# Live rock cycling and Sump question



## ///PY_M3 (Dec 15, 2010)

Hi everyone, 
I've been lurking the forum a little bit lately and I'm trying to soak in as much info as possible, but I do have a little question. I'm setting up a 55G saltwater tank. I've done FW for a few years but totally new to saltwater. My question is about cycling. 

Can I start a cycle and then add a sump later on? Reason I'm asking is because I've ordered a pump and it won't be here for a couple weeks. Can I just start my cycle of the main tank and have maybe a power filter on the back and later add the overflow box and the sump? 

Thanks in advance for your reply!


----------



## 50seven (Feb 14, 2010)

Yes that is fine to do, no harm done. Just bear in mind that depending on what bio matter you use in your sump, it may too go through a mini cycle. Which, if added to an existing system with living fish and inverts, would introduce ammonia into your tank. If this is the case, just run a pump in the sump circulating it until it cycles too. If you have no life in your main tank, then no big deal, just hook it all up and let the cycle continue.

I did mine opposite of you. I set up my sump first, with a pile of LR and LS and chaeto. I let it circulate and cylce for a month before I had opportunity to set up my DT. Once I set up the DT and added the cycled sump, my DT cycled in a few days.
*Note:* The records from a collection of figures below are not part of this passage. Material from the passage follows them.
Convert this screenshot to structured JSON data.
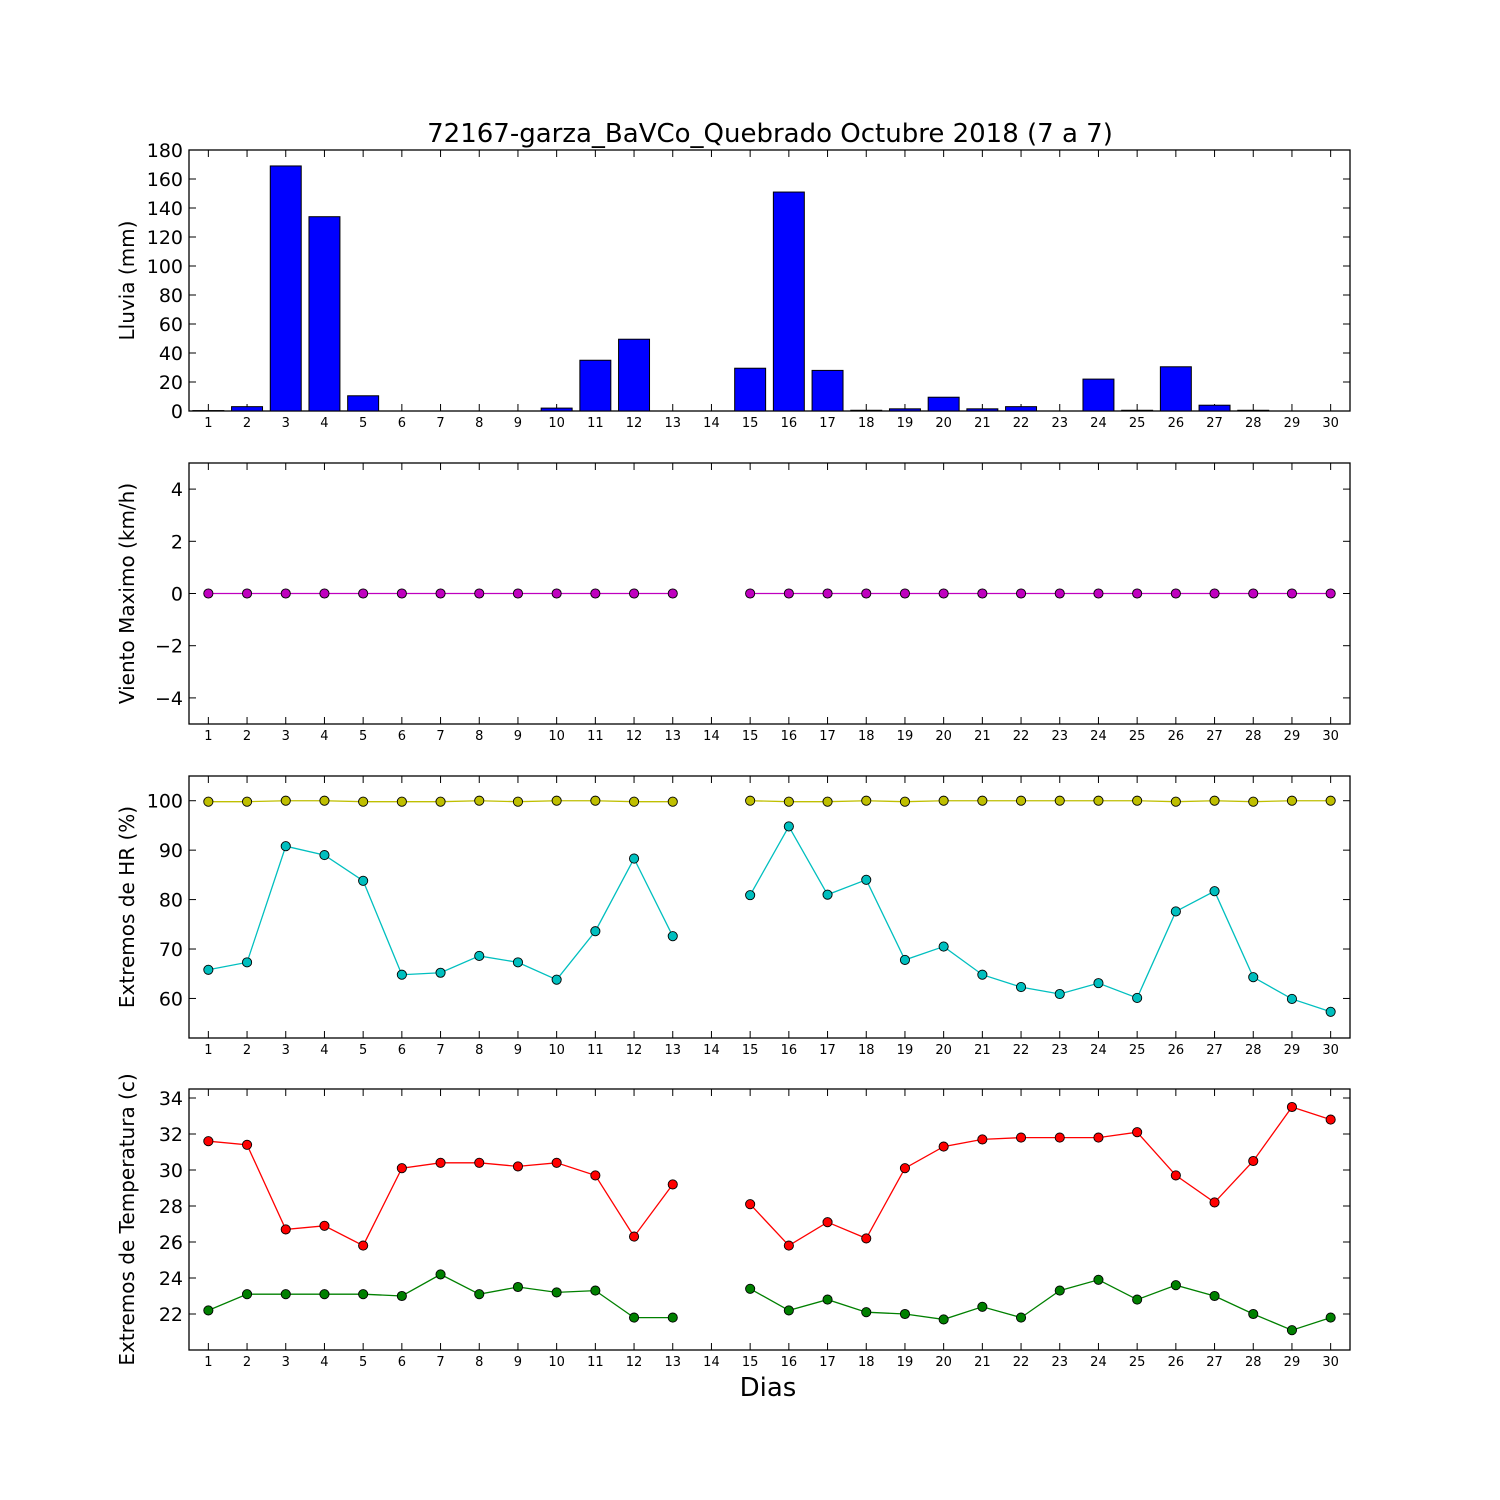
{
  "figure": {
    "title": "72167-garza_BaVCo_Quebrado Octubre 2018  (7 a 7)",
    "xlabel": "Dias"
  },
  "chart_data": [
    {
      "type": "bar",
      "ylabel": "Lluvia (mm)",
      "ylim": [
        0,
        180
      ],
      "yticks": [
        0,
        20,
        40,
        60,
        80,
        100,
        120,
        140,
        160,
        180
      ],
      "xlim": [
        0.5,
        30.5
      ],
      "categories": [
        1,
        2,
        3,
        4,
        5,
        6,
        7,
        8,
        9,
        10,
        11,
        12,
        13,
        14,
        15,
        16,
        17,
        18,
        19,
        20,
        21,
        22,
        23,
        24,
        25,
        26,
        27,
        28,
        29,
        30
      ],
      "series": [
        {
          "color": "#0000ff",
          "values": [
            0.3,
            3,
            169,
            134,
            10.5,
            0,
            0,
            0,
            0,
            2,
            35,
            49.5,
            0,
            0,
            29.5,
            151,
            28,
            0.5,
            1.5,
            9.5,
            1.5,
            3,
            0,
            22,
            0.5,
            30.5,
            4,
            0.5,
            0,
            0
          ]
        }
      ]
    },
    {
      "type": "line",
      "ylabel": "Viento Maximo (km/h)",
      "ylim": [
        -5,
        5
      ],
      "yticks": [
        -4,
        -2,
        0,
        2,
        4
      ],
      "xlim": [
        0.5,
        30.5
      ],
      "x": [
        1,
        2,
        3,
        4,
        5,
        6,
        7,
        8,
        9,
        10,
        11,
        12,
        13,
        14,
        15,
        16,
        17,
        18,
        19,
        20,
        21,
        22,
        23,
        24,
        25,
        26,
        27,
        28,
        29,
        30
      ],
      "series": [
        {
          "color": "#bf00bf",
          "values": [
            0,
            0,
            0,
            0,
            0,
            0,
            0,
            0,
            0,
            0,
            0,
            0,
            0,
            null,
            0,
            0,
            0,
            0,
            0,
            0,
            0,
            0,
            0,
            0,
            0,
            0,
            0,
            0,
            0,
            0
          ]
        }
      ]
    },
    {
      "type": "line",
      "ylabel": "Extremos de HR (%)",
      "ylim": [
        52,
        105
      ],
      "yticks": [
        60,
        70,
        80,
        90,
        100
      ],
      "xlim": [
        0.5,
        30.5
      ],
      "x": [
        1,
        2,
        3,
        4,
        5,
        6,
        7,
        8,
        9,
        10,
        11,
        12,
        13,
        14,
        15,
        16,
        17,
        18,
        19,
        20,
        21,
        22,
        23,
        24,
        25,
        26,
        27,
        28,
        29,
        30
      ],
      "series": [
        {
          "color": "#bfbf00",
          "values": [
            99.8,
            99.8,
            100,
            100,
            99.8,
            99.8,
            99.8,
            100,
            99.8,
            100,
            100,
            99.8,
            99.8,
            null,
            100,
            99.8,
            99.8,
            100,
            99.8,
            100,
            100,
            100,
            100,
            100,
            100,
            99.8,
            100,
            99.8,
            100,
            100
          ]
        },
        {
          "color": "#00bfbf",
          "values": [
            65.8,
            67.3,
            90.8,
            89,
            83.8,
            64.8,
            65.2,
            68.6,
            67.3,
            63.8,
            73.6,
            88.3,
            72.6,
            null,
            80.9,
            94.8,
            81,
            84,
            67.8,
            70.5,
            64.8,
            62.3,
            60.9,
            63.1,
            60.1,
            77.6,
            81.7,
            64.3,
            59.9,
            57.3
          ]
        }
      ]
    },
    {
      "type": "line",
      "ylabel": "Extremos de Temperatura (c)",
      "ylim": [
        20,
        34.5
      ],
      "yticks": [
        22,
        24,
        26,
        28,
        30,
        32,
        34
      ],
      "xlim": [
        0.5,
        30.5
      ],
      "x": [
        1,
        2,
        3,
        4,
        5,
        6,
        7,
        8,
        9,
        10,
        11,
        12,
        13,
        14,
        15,
        16,
        17,
        18,
        19,
        20,
        21,
        22,
        23,
        24,
        25,
        26,
        27,
        28,
        29,
        30
      ],
      "series": [
        {
          "color": "#ff0000",
          "values": [
            31.6,
            31.4,
            26.7,
            26.9,
            25.8,
            30.1,
            30.4,
            30.4,
            30.2,
            30.4,
            29.7,
            26.3,
            29.2,
            null,
            28.1,
            25.8,
            27.1,
            26.2,
            30.1,
            31.3,
            31.7,
            31.8,
            31.8,
            31.8,
            32.1,
            29.7,
            28.2,
            30.5,
            33.5,
            32.8
          ]
        },
        {
          "color": "#008000",
          "values": [
            22.2,
            23.1,
            23.1,
            23.1,
            23.1,
            23,
            24.2,
            23.1,
            23.5,
            23.2,
            23.3,
            21.8,
            21.8,
            null,
            23.4,
            22.2,
            22.8,
            22.1,
            22,
            21.7,
            22.4,
            21.8,
            23.3,
            23.9,
            22.8,
            23.6,
            23,
            22,
            21.1,
            21.8
          ]
        }
      ]
    }
  ]
}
A week later I added my first two fish, both of which are still alive today- 1 in my own tank, and the other is now ruler of Sunstar's 10G Nemesis.


----------



## ///PY_M3 (Dec 15, 2010)

I'm only planning to have the LR and the LS in there for now. Also thought about putting extra LR not being used as aquascape in there so later on I can just directly transfer that portion in my sump for extra filtration. 
Sound like a good idea?


----------



## 50seven (Feb 14, 2010)

That's what I'd do....


----------



## ///PY_M3 (Dec 15, 2010)

50seven said:


> That's what I'd do....


Thanks for the help!


----------